As part of a deal being worked out to abide by a World Trade Organization decision favoring the tiny Caribbean island nation of Antigua, licensed online gambling operators are anticipating a decision that would allow them to travel to and from the United States without prosecution.  Such operators have long been targets of US authorities since the 2006 apprehension and subsequent imprisonment of BetOnSports former CEO David Carruthers as he changed flights in Fort Worth, Texas. 

“I should be able to come back to the US within the year,” said one operator, speaking on anonymity. 

Antigua was one of the first jurisdictions to begin licensing Internet gambling businesses back in 1995 even before Web gambling came into being.

On 21 March 2003, Antigua and Barbuda requested consultations with the US regarding measures applied by central, regional and local authorities in the US, which affect the cross-border supply of gambling and betting services. Antigua and Barbuda considered that the cumulative impact of the US measures was to prevent the supply of gambling and betting services from another WTO Member to the United States on a cross-border basis.

According to Antigua and Barbuda, the measures at issue may be inconsistent with the US obligations under the GATS, and in particular Articles II, VI, VIII, XI, XVI and XVII thereof, and the US Schedule of Specific Commitments annexed to the GATS.
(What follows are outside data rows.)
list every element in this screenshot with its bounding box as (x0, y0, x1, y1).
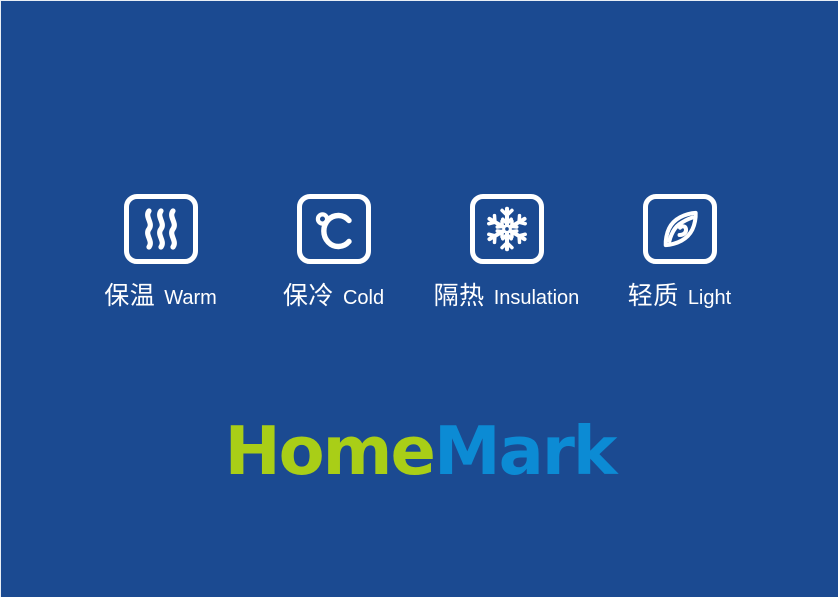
feather-leaf-icon (657, 206, 703, 252)
feature-label-en: Insulation (494, 288, 580, 308)
feature-item-light[interactable]: 轻质 Light (593, 194, 766, 309)
feature-item-insulation[interactable]: 隔热 Insulation (420, 194, 593, 309)
feature-label-insulation: 隔热 Insulation (434, 284, 580, 309)
heat-waves-icon (141, 207, 181, 251)
feature-label-en: Cold (343, 288, 384, 308)
snowflake-icon (484, 206, 530, 252)
brand-logo-mark: Mark (434, 412, 615, 490)
brand-logo: HomeMark (1, 418, 838, 485)
feature-label-cold: 保冷 Cold (283, 284, 384, 309)
product-feature-banner: 保温 Warm 保冷 Cold (0, 0, 838, 597)
icon-frame-insulation (470, 194, 544, 264)
feature-item-warm[interactable]: 保温 Warm (74, 194, 247, 309)
feature-label-cn: 保冷 (283, 284, 334, 309)
brand-logo-home: Home (225, 412, 434, 490)
feature-label-en: Light (688, 288, 731, 308)
feature-label-cn: 保温 (104, 284, 155, 309)
feature-item-cold[interactable]: 保冷 Cold (247, 194, 420, 309)
feature-label-light: 轻质 Light (628, 284, 731, 309)
icon-frame-cold (297, 194, 371, 264)
feature-label-cn: 隔热 (434, 284, 485, 309)
celsius-degree-icon (312, 207, 356, 251)
feature-label-en: Warm (164, 288, 217, 308)
icon-frame-light (643, 194, 717, 264)
icon-frame-warm (124, 194, 198, 264)
feature-icon-row: 保温 Warm 保冷 Cold (1, 194, 838, 309)
feature-label-cn: 轻质 (628, 284, 679, 309)
feature-label-warm: 保温 Warm (104, 284, 217, 309)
The World Trade Organization (WTO) would ultimately find in favor of Antigua.  On 7 January 2005, the United States notified its intention to appeal certain issues of law and legal interpretations developed by the Panel.  The WTO would go on to uphold its decision, however, the US has not effectively complied with the ruling.
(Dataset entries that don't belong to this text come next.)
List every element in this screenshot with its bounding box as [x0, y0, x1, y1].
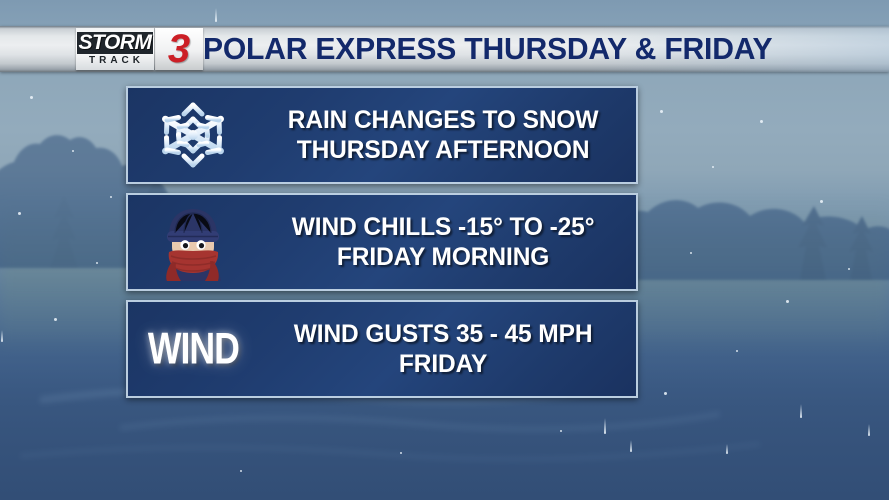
forecast-panel-snow: RAIN CHANGES TO SNOW THURSDAY AFTERNOON	[126, 86, 638, 184]
page-title: POLAR EXPRESS THURSDAY & FRIDAY	[203, 26, 772, 72]
panel-text: RAIN CHANGES TO SNOW THURSDAY AFTERNOON	[262, 105, 632, 165]
panel-icon-slot	[128, 203, 258, 281]
tree-silhouette-right	[600, 150, 889, 280]
wind-wordmark-icon: WIND	[148, 327, 239, 372]
panel-line-1: WIND CHILLS -15° TO -25°	[292, 213, 595, 241]
panel-text: WIND GUSTS 35 - 45 MPH FRIDAY	[262, 319, 632, 379]
logo-track-text: TRACK	[76, 54, 154, 67]
panel-icon-slot	[128, 97, 258, 173]
forecast-panel-wind-chill: WIND CHILLS -15° TO -25° FRIDAY MORNING	[126, 193, 638, 291]
panel-icon-slot: WIND	[128, 332, 258, 366]
station-logo: STORM TRACK 3	[76, 28, 203, 70]
channel-number-text: 3	[168, 29, 190, 69]
storm-track-wordmark: STORM TRACK	[76, 28, 154, 70]
logo-storm-text: STORM	[77, 32, 153, 54]
panel-text: WIND CHILLS -15° TO -25° FRIDAY MORNING	[262, 212, 632, 272]
panel-line-2: THURSDAY AFTERNOON	[262, 135, 625, 165]
panel-line-2: FRIDAY	[262, 349, 625, 379]
forecast-panel-list: RAIN CHANGES TO SNOW THURSDAY AFTERNOON	[126, 86, 638, 407]
weather-graphic: STORM TRACK 3 POLAR EXPRESS THURSDAY & F…	[0, 0, 889, 500]
snowflake-icon	[157, 97, 229, 173]
panel-line-2: FRIDAY MORNING	[262, 242, 625, 272]
panel-line-1: RAIN CHANGES TO SNOW	[288, 106, 599, 134]
forecast-panel-wind-gusts: WIND WIND GUSTS 35 - 45 MPH FRIDAY	[126, 300, 638, 398]
panel-line-1: WIND GUSTS 35 - 45 MPH	[294, 320, 593, 348]
bundled-person-icon	[155, 203, 231, 281]
channel-number-badge: 3	[155, 28, 203, 70]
Being declared “safe” to travel to and from the United States by the Federal government is easier said than done.  Local law enforcement, often in conjunction with the Department of Justice, has aggressively prosecuted Internet gaming executives over the past few years, mostly on the payment processing front. 
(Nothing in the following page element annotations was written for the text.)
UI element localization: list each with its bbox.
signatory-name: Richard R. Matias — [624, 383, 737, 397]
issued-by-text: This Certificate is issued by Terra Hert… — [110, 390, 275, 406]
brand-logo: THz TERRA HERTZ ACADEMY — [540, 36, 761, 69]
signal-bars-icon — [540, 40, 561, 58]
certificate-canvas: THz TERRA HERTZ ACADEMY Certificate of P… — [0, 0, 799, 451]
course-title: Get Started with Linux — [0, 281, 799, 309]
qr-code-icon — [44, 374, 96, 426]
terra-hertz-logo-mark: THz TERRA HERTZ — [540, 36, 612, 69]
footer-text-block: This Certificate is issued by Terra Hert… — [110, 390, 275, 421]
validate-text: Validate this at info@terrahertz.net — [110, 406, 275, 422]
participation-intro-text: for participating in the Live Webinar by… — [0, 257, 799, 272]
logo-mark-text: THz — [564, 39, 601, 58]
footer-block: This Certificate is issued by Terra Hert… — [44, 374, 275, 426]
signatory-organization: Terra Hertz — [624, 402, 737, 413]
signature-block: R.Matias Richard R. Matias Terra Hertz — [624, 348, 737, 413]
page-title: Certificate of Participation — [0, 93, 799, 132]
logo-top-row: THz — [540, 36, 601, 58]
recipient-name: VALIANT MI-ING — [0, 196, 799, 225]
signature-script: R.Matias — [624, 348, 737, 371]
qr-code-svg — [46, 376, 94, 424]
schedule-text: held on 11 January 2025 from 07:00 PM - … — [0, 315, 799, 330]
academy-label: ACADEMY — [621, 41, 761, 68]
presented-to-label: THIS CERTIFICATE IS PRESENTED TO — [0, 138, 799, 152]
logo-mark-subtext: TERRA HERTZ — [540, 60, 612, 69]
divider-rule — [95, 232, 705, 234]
When a Sportingbet Chairperson entered the US soon after the Carruthers arrest, it was the Louisiana State Police who issued an arrest warrant against Peter Dicks.  In that high profile case, Dicks arrived at New York’s JFK Airport, where he was briefly detained.  New York’s then Governor George Pataki refused to have the Sportingbet Chairperson extradited to Louisiana and authorities ultimately released Dicks.